For the year ended Dec. 31, 2012, the company had net income of $5,464.8 million, equal to $5.36 per share on the common stock, which compared with $5,503.1 million, or $5.27 per share, during the previous year. Total revenue during the year was $27,567 million, up 2% from $27,006 million during the previous year.
“Throughout 2012 we concentrated our efforts behind the global priorities that represent our greatest opportunities under the Plan to Win — optimizing our menu, modernizing the customer experience and broadening accessibility to our brand,” said Don Thompson, chief executive officer. “McDonald’s continued to grow by remaining focused on what matters most to our customers, although our results reflect the impact of the challenging global operating, economic and competitive environment.”
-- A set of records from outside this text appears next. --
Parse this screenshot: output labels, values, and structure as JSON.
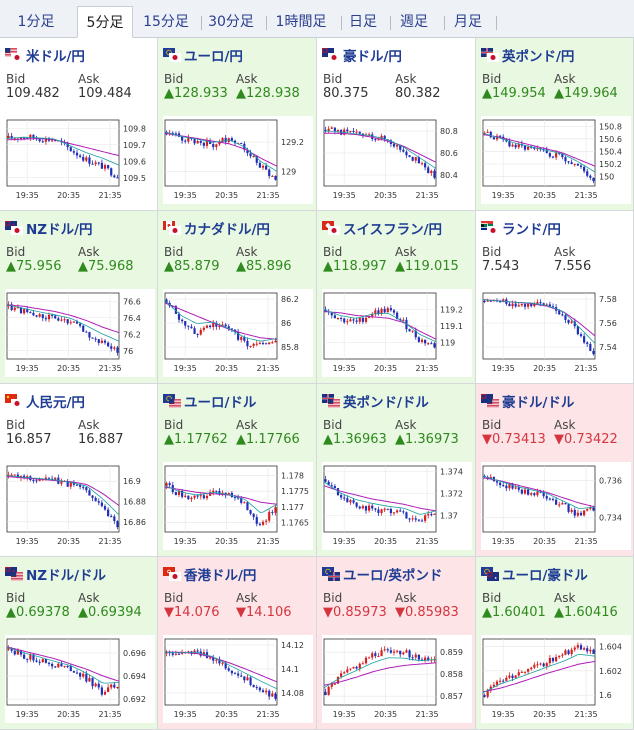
{
  "tabs": [
    "1分足",
    "5分足",
    "15分足",
    "30分足",
    "1時間足",
    "日足",
    "週足",
    "月足"
  ],
  "active_tab": 1,
  "labels": {
    "bid": "Bid",
    "ask": "Ask"
  },
  "colors": {
    "up_bg": "#e9f8e1",
    "down_bg": "#fde5e7",
    "up_text": "#2f8a1e",
    "down_text": "#d63540",
    "bull": "#d41f1f",
    "bear": "#1f2fb8",
    "ma": "#b01eb8",
    "ma2": "#1aa0a0"
  },
  "pairs": [
    {
      "name": "米ドル/円",
      "flags": [
        "us",
        "jp"
      ],
      "state": "neutral",
      "bid": "109.482",
      "ask": "109.484",
      "chart_data": {
        "type": "candlestick",
        "x_ticks": [
          "19:35",
          "20:35",
          "21:35"
        ],
        "y_ticks": [
          "109.8",
          "109.7",
          "109.6",
          "109.5"
        ],
        "ylim": [
          109.45,
          109.85
        ],
        "trend": [
          0.72,
          0.75,
          0.72,
          0.7,
          0.55,
          0.4,
          0.3,
          0.15
        ],
        "ma": [
          0.7,
          0.71,
          0.72,
          0.7,
          0.64,
          0.58,
          0.52,
          0.46
        ]
      }
    },
    {
      "name": "ユーロ/円",
      "flags": [
        "eu",
        "jp"
      ],
      "state": "up",
      "bid": "▲128.933",
      "ask": "▲128.938",
      "chart_data": {
        "type": "candlestick",
        "x_ticks": [
          "19:35",
          "20:35",
          "21:35"
        ],
        "y_ticks": [
          "129.2",
          "129"
        ],
        "ylim": [
          128.9,
          129.35
        ],
        "trend": [
          0.82,
          0.72,
          0.68,
          0.62,
          0.74,
          0.6,
          0.3,
          0.12
        ],
        "ma": [
          0.8,
          0.76,
          0.72,
          0.68,
          0.64,
          0.56,
          0.42,
          0.3
        ]
      }
    },
    {
      "name": "豪ドル/円",
      "flags": [
        "au",
        "jp"
      ],
      "state": "neutral",
      "bid": "80.375",
      "ask": "80.382",
      "chart_data": {
        "type": "candlestick",
        "x_ticks": [
          "19:35",
          "20:35",
          "21:35"
        ],
        "y_ticks": [
          "80.8",
          "80.6",
          "80.4"
        ],
        "ylim": [
          80.3,
          80.9
        ],
        "trend": [
          0.85,
          0.82,
          0.78,
          0.76,
          0.7,
          0.55,
          0.35,
          0.15
        ],
        "ma": [
          0.8,
          0.8,
          0.78,
          0.74,
          0.68,
          0.6,
          0.48,
          0.36
        ]
      }
    },
    {
      "name": "英ポンド/円",
      "flags": [
        "gb",
        "jp"
      ],
      "state": "up",
      "bid": "▲149.954",
      "ask": "▲149.964",
      "chart_data": {
        "type": "candlestick",
        "x_ticks": [
          "19:35",
          "20:35",
          "21:35"
        ],
        "y_ticks": [
          "150.8",
          "150.6",
          "150.4",
          "150.2",
          "150"
        ],
        "ylim": [
          149.85,
          150.9
        ],
        "trend": [
          0.8,
          0.7,
          0.6,
          0.55,
          0.5,
          0.45,
          0.3,
          0.1
        ],
        "ma": [
          0.78,
          0.74,
          0.68,
          0.62,
          0.56,
          0.5,
          0.4,
          0.3
        ]
      }
    },
    {
      "name": "NZドル/円",
      "flags": [
        "nz",
        "jp"
      ],
      "state": "up",
      "bid": "▲75.956",
      "ask": "▲75.968",
      "chart_data": {
        "type": "candlestick",
        "x_ticks": [
          "19:35",
          "20:35",
          "21:35"
        ],
        "y_ticks": [
          "76.6",
          "76.4",
          "76.2",
          "76"
        ],
        "ylim": [
          75.9,
          76.7
        ],
        "trend": [
          0.8,
          0.72,
          0.65,
          0.6,
          0.55,
          0.4,
          0.25,
          0.12
        ],
        "ma": [
          0.82,
          0.8,
          0.76,
          0.72,
          0.66,
          0.58,
          0.48,
          0.4
        ]
      }
    },
    {
      "name": "カナダドル/円",
      "flags": [
        "ca",
        "jp"
      ],
      "state": "up",
      "bid": "▲85.879",
      "ask": "▲85.896",
      "chart_data": {
        "type": "candlestick",
        "x_ticks": [
          "19:35",
          "20:35",
          "21:35"
        ],
        "y_ticks": [
          "86.2",
          "86",
          "85.8"
        ],
        "ylim": [
          85.7,
          86.25
        ],
        "trend": [
          0.9,
          0.55,
          0.4,
          0.55,
          0.45,
          0.25,
          0.2,
          0.3
        ],
        "ma": [
          0.85,
          0.75,
          0.65,
          0.55,
          0.45,
          0.38,
          0.32,
          0.3
        ]
      }
    },
    {
      "name": "スイスフラン/円",
      "flags": [
        "ch",
        "jp"
      ],
      "state": "up",
      "bid": "▲118.997",
      "ask": "▲119.015",
      "chart_data": {
        "type": "candlestick",
        "x_ticks": [
          "19:35",
          "20:35",
          "21:35"
        ],
        "y_ticks": [
          "119.2",
          "119.1",
          "119"
        ],
        "ylim": [
          118.9,
          119.3
        ],
        "trend": [
          0.75,
          0.6,
          0.55,
          0.7,
          0.75,
          0.55,
          0.3,
          0.2
        ],
        "ma": [
          0.72,
          0.7,
          0.66,
          0.64,
          0.62,
          0.55,
          0.42,
          0.3
        ]
      }
    },
    {
      "name": "ランド/円",
      "flags": [
        "za",
        "jp"
      ],
      "state": "neutral",
      "bid": "7.543",
      "ask": "7.556",
      "chart_data": {
        "type": "candlestick",
        "x_ticks": [
          "19:35",
          "20:35",
          "21:35"
        ],
        "y_ticks": [
          "7.58",
          "7.56",
          "7.54"
        ],
        "ylim": [
          7.53,
          7.585
        ],
        "trend": [
          0.88,
          0.86,
          0.84,
          0.84,
          0.8,
          0.7,
          0.4,
          0.1
        ],
        "ma": [
          0.9,
          0.88,
          0.86,
          0.84,
          0.8,
          0.72,
          0.55,
          0.35
        ]
      }
    },
    {
      "name": "人民元/円",
      "flags": [
        "cn",
        "jp"
      ],
      "state": "neutral",
      "bid": "16.857",
      "ask": "16.887",
      "chart_data": {
        "type": "candlestick",
        "x_ticks": [
          "19:35",
          "20:35",
          "21:35"
        ],
        "y_ticks": [
          "16.9",
          "16.88",
          "16.86"
        ],
        "ylim": [
          16.85,
          16.915
        ],
        "trend": [
          0.85,
          0.82,
          0.8,
          0.78,
          0.72,
          0.65,
          0.4,
          0.1
        ],
        "ma": [
          0.84,
          0.82,
          0.8,
          0.78,
          0.76,
          0.72,
          0.58,
          0.4
        ]
      }
    },
    {
      "name": "ユーロ/ドル",
      "flags": [
        "eu",
        "us"
      ],
      "state": "up",
      "bid": "▲1.17762",
      "ask": "▲1.17766",
      "chart_data": {
        "type": "candlestick",
        "x_ticks": [
          "19:35",
          "20:35",
          "21:35"
        ],
        "y_ticks": [
          "1.178",
          "1.1775",
          "1.177",
          "1.1765"
        ],
        "ylim": [
          1.1762,
          1.1783
        ],
        "trend": [
          0.7,
          0.55,
          0.5,
          0.6,
          0.55,
          0.45,
          0.1,
          0.4
        ],
        "ma": [
          0.68,
          0.64,
          0.6,
          0.58,
          0.56,
          0.52,
          0.45,
          0.42
        ]
      }
    },
    {
      "name": "英ポンド/ドル",
      "flags": [
        "gb",
        "us"
      ],
      "state": "up",
      "bid": "▲1.36963",
      "ask": "▲1.36973",
      "chart_data": {
        "type": "candlestick",
        "x_ticks": [
          "19:35",
          "20:35",
          "21:35"
        ],
        "y_ticks": [
          "1.374",
          "1.372",
          "1.37"
        ],
        "ylim": [
          1.3685,
          1.3745
        ],
        "trend": [
          0.8,
          0.55,
          0.4,
          0.35,
          0.3,
          0.28,
          0.15,
          0.3
        ],
        "ma": [
          0.7,
          0.62,
          0.56,
          0.5,
          0.46,
          0.42,
          0.36,
          0.32
        ]
      }
    },
    {
      "name": "豪ドル/ドル",
      "flags": [
        "au",
        "us"
      ],
      "state": "down",
      "bid": "▼0.73413",
      "ask": "▼0.73422",
      "chart_data": {
        "type": "candlestick",
        "x_ticks": [
          "19:35",
          "20:35",
          "21:35"
        ],
        "y_ticks": [
          "0.736",
          "0.734"
        ],
        "ylim": [
          0.7332,
          0.7368
        ],
        "trend": [
          0.85,
          0.75,
          0.65,
          0.6,
          0.55,
          0.4,
          0.25,
          0.35
        ],
        "ma": [
          0.82,
          0.78,
          0.72,
          0.66,
          0.6,
          0.52,
          0.44,
          0.38
        ]
      }
    },
    {
      "name": "NZドル/ドル",
      "flags": [
        "nz",
        "us"
      ],
      "state": "up",
      "bid": "▲0.69378",
      "ask": "▲0.69394",
      "chart_data": {
        "type": "candlestick",
        "x_ticks": [
          "19:35",
          "20:35",
          "21:35"
        ],
        "y_ticks": [
          "0.696",
          "0.694",
          "0.692"
        ],
        "ylim": [
          0.6915,
          0.6972
        ],
        "trend": [
          0.85,
          0.75,
          0.68,
          0.6,
          0.55,
          0.4,
          0.2,
          0.3
        ],
        "ma": [
          0.88,
          0.82,
          0.76,
          0.7,
          0.62,
          0.54,
          0.44,
          0.36
        ]
      }
    },
    {
      "name": "香港ドル/円",
      "flags": [
        "hk",
        "jp"
      ],
      "state": "down",
      "bid": "▼14.076",
      "ask": "▼14.106",
      "chart_data": {
        "type": "candlestick",
        "x_ticks": [
          "19:35",
          "20:35",
          "21:35"
        ],
        "y_ticks": [
          "14.12",
          "14.1",
          "14.08"
        ],
        "ylim": [
          14.07,
          14.125
        ],
        "trend": [
          0.78,
          0.76,
          0.8,
          0.72,
          0.55,
          0.4,
          0.25,
          0.12
        ],
        "ma": [
          0.8,
          0.8,
          0.78,
          0.72,
          0.64,
          0.55,
          0.45,
          0.35
        ]
      }
    },
    {
      "name": "ユーロ/英ポンド",
      "flags": [
        "eu",
        "gb"
      ],
      "state": "down",
      "bid": "▼0.85973",
      "ask": "▼0.85983",
      "chart_data": {
        "type": "candlestick",
        "x_ticks": [
          "19:35",
          "20:35",
          "21:35"
        ],
        "y_ticks": [
          "0.859",
          "0.858",
          "0.857"
        ],
        "ylim": [
          0.8566,
          0.8596
        ],
        "trend": [
          0.2,
          0.45,
          0.6,
          0.75,
          0.85,
          0.8,
          0.7,
          0.72
        ],
        "ma": [
          0.3,
          0.35,
          0.42,
          0.5,
          0.56,
          0.6,
          0.62,
          0.64
        ]
      }
    },
    {
      "name": "ユーロ/豪ドル",
      "flags": [
        "eu",
        "au"
      ],
      "state": "up",
      "bid": "▲1.60401",
      "ask": "▲1.60416",
      "chart_data": {
        "type": "candlestick",
        "x_ticks": [
          "19:35",
          "20:35",
          "21:35"
        ],
        "y_ticks": [
          "1.604",
          "1.602",
          "1.6"
        ],
        "ylim": [
          1.5992,
          1.6046
        ],
        "trend": [
          0.15,
          0.35,
          0.45,
          0.55,
          0.65,
          0.75,
          0.9,
          0.8
        ],
        "ma": [
          0.2,
          0.25,
          0.32,
          0.4,
          0.48,
          0.55,
          0.62,
          0.66
        ]
      }
    }
  ]
}
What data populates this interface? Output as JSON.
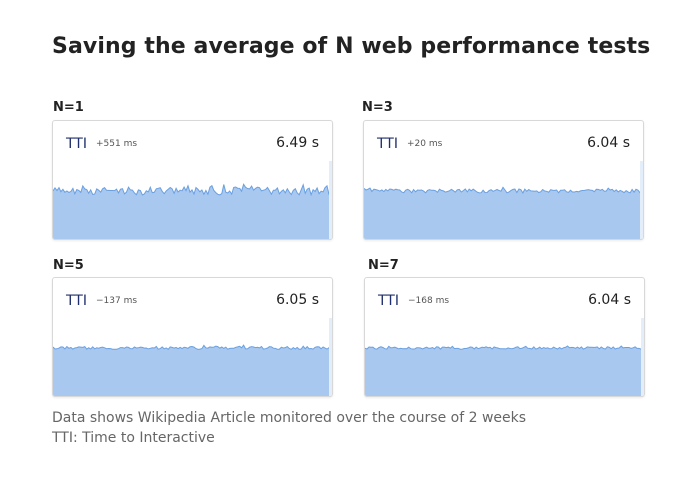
{
  "title": "Saving the average of N web performance tests",
  "footnotes": [
    "Data shows Wikipedia Article monitored over the course of 2 weeks",
    "TTI: Time to Interactive"
  ],
  "colors": {
    "area_fill": "#a8c8ef",
    "line": "#6aa0e0",
    "metric_text": "#1f2f6b"
  },
  "chart_data": [
    {
      "type": "area",
      "panel_label": "N=1",
      "metric": "TTI",
      "delta": "+551 ms",
      "value": "6.49 s",
      "noise": 1.0
    },
    {
      "type": "area",
      "panel_label": "N=3",
      "metric": "TTI",
      "delta": "+20 ms",
      "value": "6.04 s",
      "noise": 0.5
    },
    {
      "type": "area",
      "panel_label": "N=5",
      "metric": "TTI",
      "delta": "−137 ms",
      "value": "6.05 s",
      "noise": 0.35
    },
    {
      "type": "area",
      "panel_label": "N=7",
      "metric": "TTI",
      "delta": "−168 ms",
      "value": "6.04 s",
      "noise": 0.3
    }
  ]
}
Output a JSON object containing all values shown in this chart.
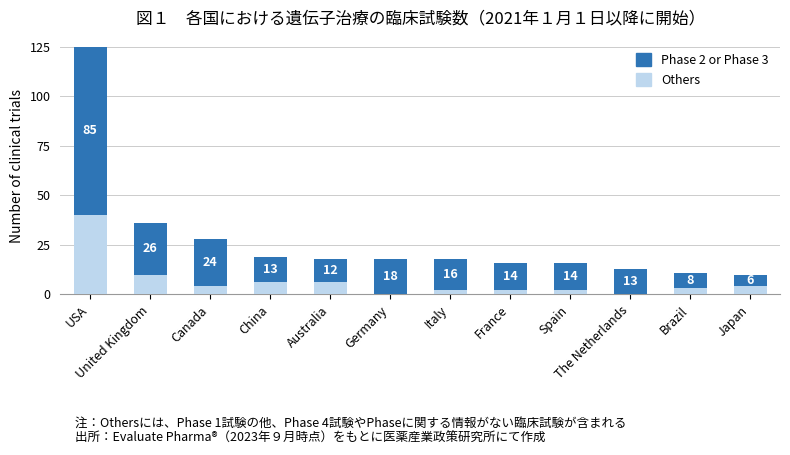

During the fourth quarter ended Dec. 31, net income rose 1% to $1,396.1 million, or $1.38 per share, which compared with $1,376.6 million, or $1.33 per share, during the same quarter of the previous year. Revenue was $6,952.1 million, up 2% from $6,822.7 million during the same quarter of the previous year.“As we begin the new year, our average annual long-term targets in constant currency remain intact: System-wide sales growth of 3% to 5%, operating income growth of 6% to 7%, and return on incremental invested capital in the high teens,” Mr. Thompson said. “We believe these targets remain realistic and sustainable for a company of our size and maturity. In 2013, we plan to invest about $3.2 billion of capital to open between 1,500 to 1,600 new McDonald’s restaurants and to reinvest in our existing locations, including reimaging more than 1,600 locations worldwide. We are confident that now is an opportune time to invest in our restaurant portfolio in ways that will yield value for all stakeholders in the future.”